The Brazilian Armed Forces weren’t happy at all at the declarations of the Minister-Chief of Brazil’s National Secretariat of Human Rights, Nilmário Miranda, done at the World Social Forum, in Porto Alegre, state of Rio Grande do Sul, in the South of Brazil.
He proposed an international partnership in order to open the secret files of the Brazilian military regime (1964-1985) and its neighbors, which closely helped each other.
The minister wants an exchange of information that would open the Brazilian files to foreign countries at the same time that some neighboring nations would opens their military files to Brazil’s scrutiny. Argentina, Chile and Paraguay are the countries Miranda is more interested in.
For the military however, the idea is “inopportune” and “unnecessary” and might open the door to what they call “unacceptable interference” in Brazil’s internal affairs. There were shows of dissatisfaction in several Brazilian states, including Porto Alegre, Brasília, Recife, Fortaleza and Manaus.
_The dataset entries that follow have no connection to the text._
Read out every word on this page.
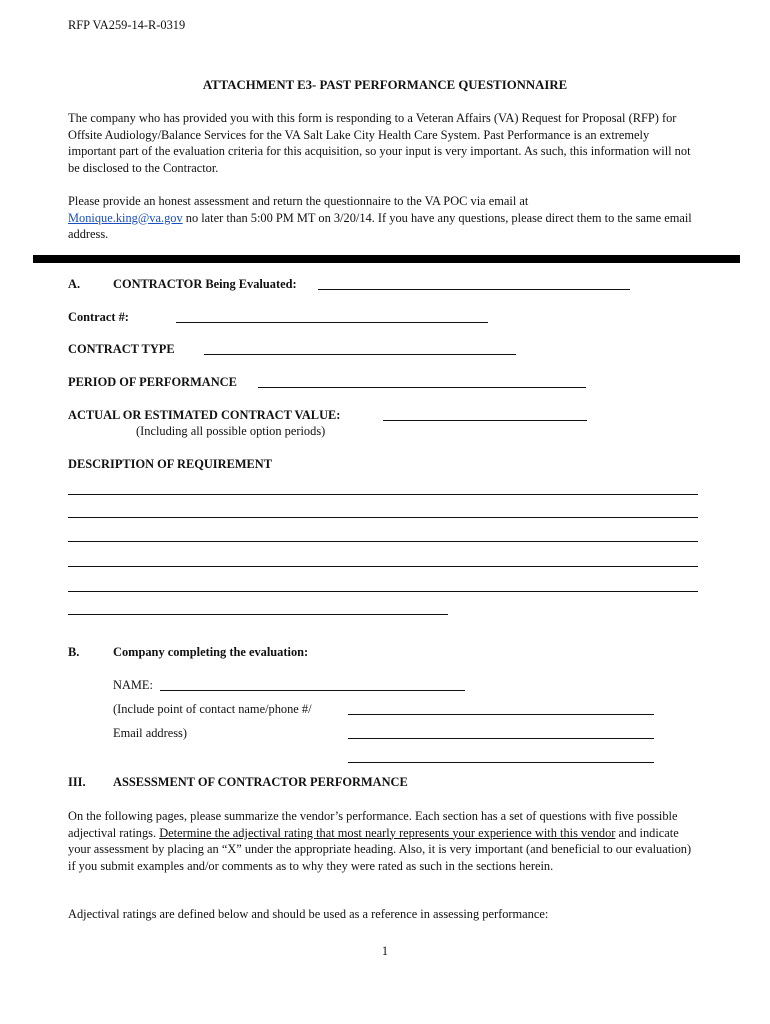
RFP VA259-14-R-0319
ATTACHMENT E3- PAST PERFORMANCE QUESTIONNAIRE
The company who has provided you with this form is responding to a Veteran Affairs (VA) Request for Proposal (RFP) for Offsite Audiology/Balance Services for the VA Salt Lake City Health Care System. Past Performance is an extremely important part of the evaluation criteria for this acquisition, so your input is very important. As such, this information will not be disclosed to the Contractor.
Please provide an honest assessment and return the questionnaire to the VA POC via email at
Monique.king@va.gov no later than 5:00 PM MT on 3/20/14. If you have any questions, please direct them to the same email address.
A.	CONTRACTOR Being Evaluated:
Contract #:
CONTRACT TYPE
PERIOD OF PERFORMANCE
ACTUAL OR ESTIMATED CONTRACT VALUE:
(Including all possible option periods)
DESCRIPTION OF REQUIREMENT
B.	Company completing the evaluation:
NAME:
(Include point of contact name/phone #/
Email address)
III. ASSESSMENT OF CONTRACTOR PERFORMANCE
On the following pages, please summarize the vendor’s performance. Each section has a set of questions with five possible adjectival ratings. Determine the adjectival rating that most nearly represents your experience with this vendor and indicate your assessment by placing an “X” under the appropriate heading. Also, it is very important (and beneficial to our evaluation) if you submit examples and/or comments as to why they were rated as such in the sections herein.
Adjectival ratings are defined below and should be used as a reference in assessing performance:
1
The military seem to be concerned that some documents from other countries might embarrass Brazil’s former-leaders and institutions. The united actions executed by the military governments in South America during the seventies was known as Condor Operation. For the military the subject might bring diplomatic problems.
Informed of those reactions, sources close to President Luiz Inácio Lula da Silva were quick to inform that the government is still analyzing the situation regarding such integration. Minister Nilmário’s idea, they say, has yet to be discussed in higher level of the administration.
Many of the military who showed their dissatisfaction are still active and they have made their uneasiness known to general Jorge Armando Félix, who is the chief of the Institutional Security Cabinet. Félix met Lula and told him about his concern that some military might circulate notes repudiating the idea of sharing information between nations.
For Miranda the swapping of information is something that already exists. According to him, all the discussion will be done “without retaliation and without radicalism”. “As uncomfortable as this might look, this is a subject that has to be discussed because it now is part of history,” he commented.